Jesus didn’t come to us and teach us about the Kingdom of God come near in order for us to retreat into old habits, even though we do it all the time. Even at Synod Assemblies from time to time a representative from a wealthy congregation will stand up and complain about how the synod and the smaller, poorer churches are spending their money. So it is in every congregation everywhere. Some people give generously and some people give more sparingly and nobody wants to feel like they are being taken advantage of.

As if there were not enough to go around, as if we were in control of the blessings given to us and had to trust in our own wisdom and not the gracious provision of Christ.

That’s what it is. I trusted my own wisdom when I assumed that Debbie, who pays our bills, would be more conservative when it came to giving out of our unexpected windfall and Debbie thought that I, always more skittish about money, would balk at giving more when we had it.

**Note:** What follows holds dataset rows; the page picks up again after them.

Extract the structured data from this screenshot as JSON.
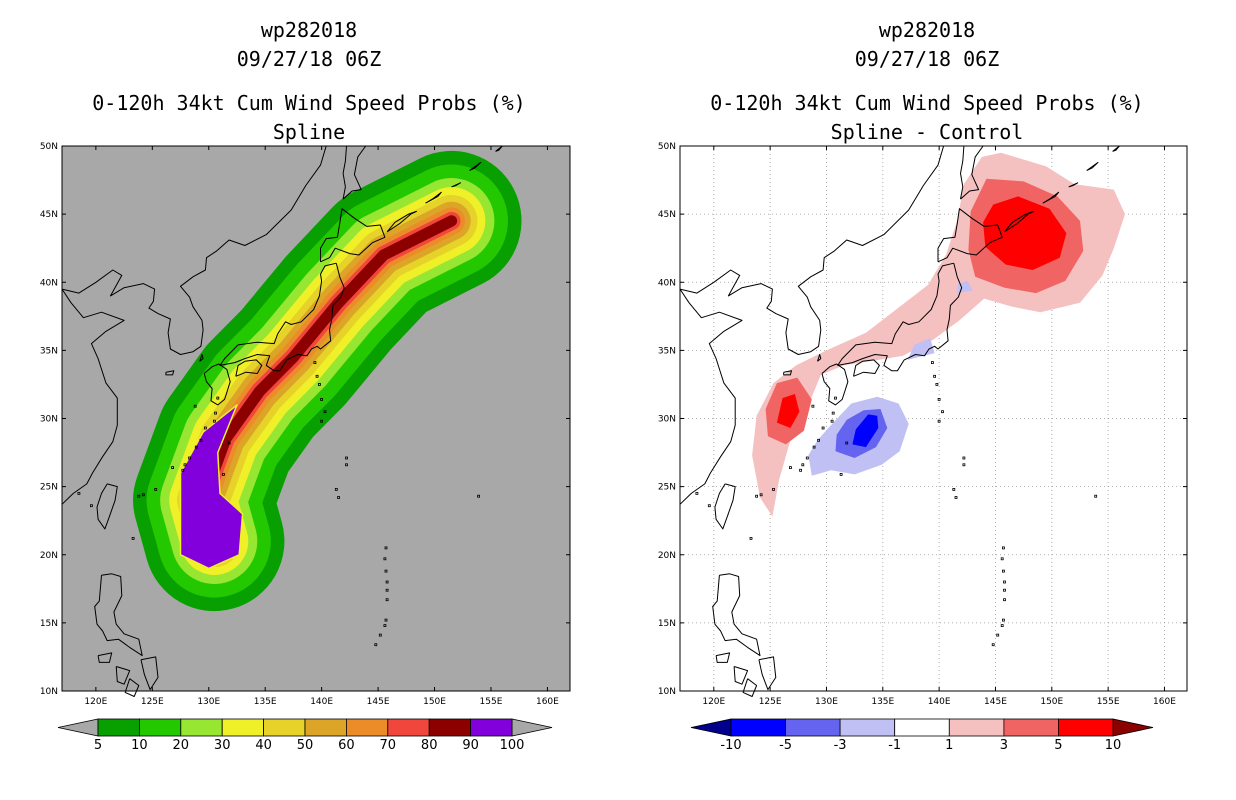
{
  "chart_data": [
    {
      "type": "heatmap",
      "panel": "left",
      "title_lines": [
        "wp282018",
        "09/27/18 06Z",
        "0-120h 34kt Cum Wind Speed Probs (%)",
        "Spline"
      ],
      "xlabel": "",
      "ylabel": "",
      "x_ticks": [
        "120E",
        "125E",
        "130E",
        "135E",
        "140E",
        "145E",
        "150E",
        "155E",
        "160E"
      ],
      "y_ticks": [
        "50N",
        "45N",
        "40N",
        "35N",
        "30N",
        "25N",
        "20N",
        "15N",
        "10N"
      ],
      "xlim": [
        117,
        162
      ],
      "ylim": [
        10,
        50
      ],
      "grid": false,
      "colorbar": {
        "labels": [
          "5",
          "10",
          "20",
          "30",
          "40",
          "50",
          "60",
          "70",
          "80",
          "90",
          "100"
        ],
        "colors": [
          "#08a000",
          "#23c800",
          "#96e632",
          "#f0f028",
          "#e6d228",
          "#dca528",
          "#eb8c28",
          "#f0463c",
          "#8c0000",
          "#8200dc"
        ],
        "under_color": "#a8a8a8",
        "over_color": "#a8a8a8"
      },
      "background_color": "#a8a8a8",
      "swath_centerline_lonlat": [
        [
          130.5,
          21
        ],
        [
          129.5,
          24
        ],
        [
          131.5,
          28.5
        ],
        [
          134.5,
          32
        ],
        [
          137.5,
          34.5
        ],
        [
          141.5,
          38.5
        ],
        [
          145.5,
          42
        ],
        [
          151.5,
          44.5
        ]
      ],
      "swath_halfwidth_deg_by_level": [
        6.2,
        5.0,
        3.8,
        3.0,
        2.3,
        1.7,
        1.2,
        0.8,
        0.5
      ],
      "peak_region_100pct_lonlat": [
        [
          127.5,
          20
        ],
        [
          130,
          19
        ],
        [
          132.7,
          20
        ],
        [
          133,
          23
        ],
        [
          131,
          24.5
        ],
        [
          130.8,
          27.5
        ],
        [
          132.5,
          31
        ],
        [
          129.5,
          29
        ],
        [
          127.5,
          26
        ]
      ]
    },
    {
      "type": "heatmap",
      "panel": "right",
      "title_lines": [
        "wp282018",
        "09/27/18 06Z",
        "0-120h 34kt Cum Wind Speed Probs (%)",
        "Spline - Control"
      ],
      "xlabel": "",
      "ylabel": "",
      "x_ticks": [
        "120E",
        "125E",
        "130E",
        "135E",
        "140E",
        "145E",
        "150E",
        "155E",
        "160E"
      ],
      "y_ticks": [
        "50N",
        "45N",
        "40N",
        "35N",
        "30N",
        "25N",
        "20N",
        "15N",
        "10N"
      ],
      "xlim": [
        117,
        162
      ],
      "ylim": [
        10,
        50
      ],
      "grid": true,
      "colorbar": {
        "labels": [
          "-10",
          "-5",
          "-3",
          "-1",
          "1",
          "3",
          "5",
          "10"
        ],
        "colors": [
          "#0000ff",
          "#6464f0",
          "#c0c0f5",
          "#ffffff",
          "#f5c0c0",
          "#f06464",
          "#ff0000"
        ],
        "under_color": "#00008c",
        "over_color": "#8c0000"
      },
      "background_color": "#ffffff",
      "anomalies": [
        {
          "sign": "positive",
          "center_lonlat": [
            147.5,
            43
          ],
          "peak": 5
        },
        {
          "sign": "positive",
          "center_lonlat": [
            126.5,
            30.5
          ],
          "peak": 5
        },
        {
          "sign": "positive",
          "center_lonlat": [
            136.5,
            37
          ],
          "peak": 1
        },
        {
          "sign": "negative",
          "center_lonlat": [
            133.5,
            28.8
          ],
          "peak": -5
        }
      ]
    }
  ]
}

It is not until we are bold enough to talk, to have the conversation about what we value and what God values and how we might bring those two a little closer that we begin to trust God the way the Syrophoenician woman did, that God was on our side and we need not fear the conversation.

Jesus sounds harsh but it is as if He knows that she has it in her to speak and so he pushes her and she speaks anyway in what must have been a frightening moment. She asks for healing for her daughter, for the casting out of a demon.

How is it we are more afraid to talk about something as relatively minor as money? Let’s make this a Syrophoenician Month, a month of bold, faithful conversations, trusting in Christ enough to speak truthfully, trusting in grace enough to speak boldly and maybe coming to a better understanding, a little wisdom perhaps along the way.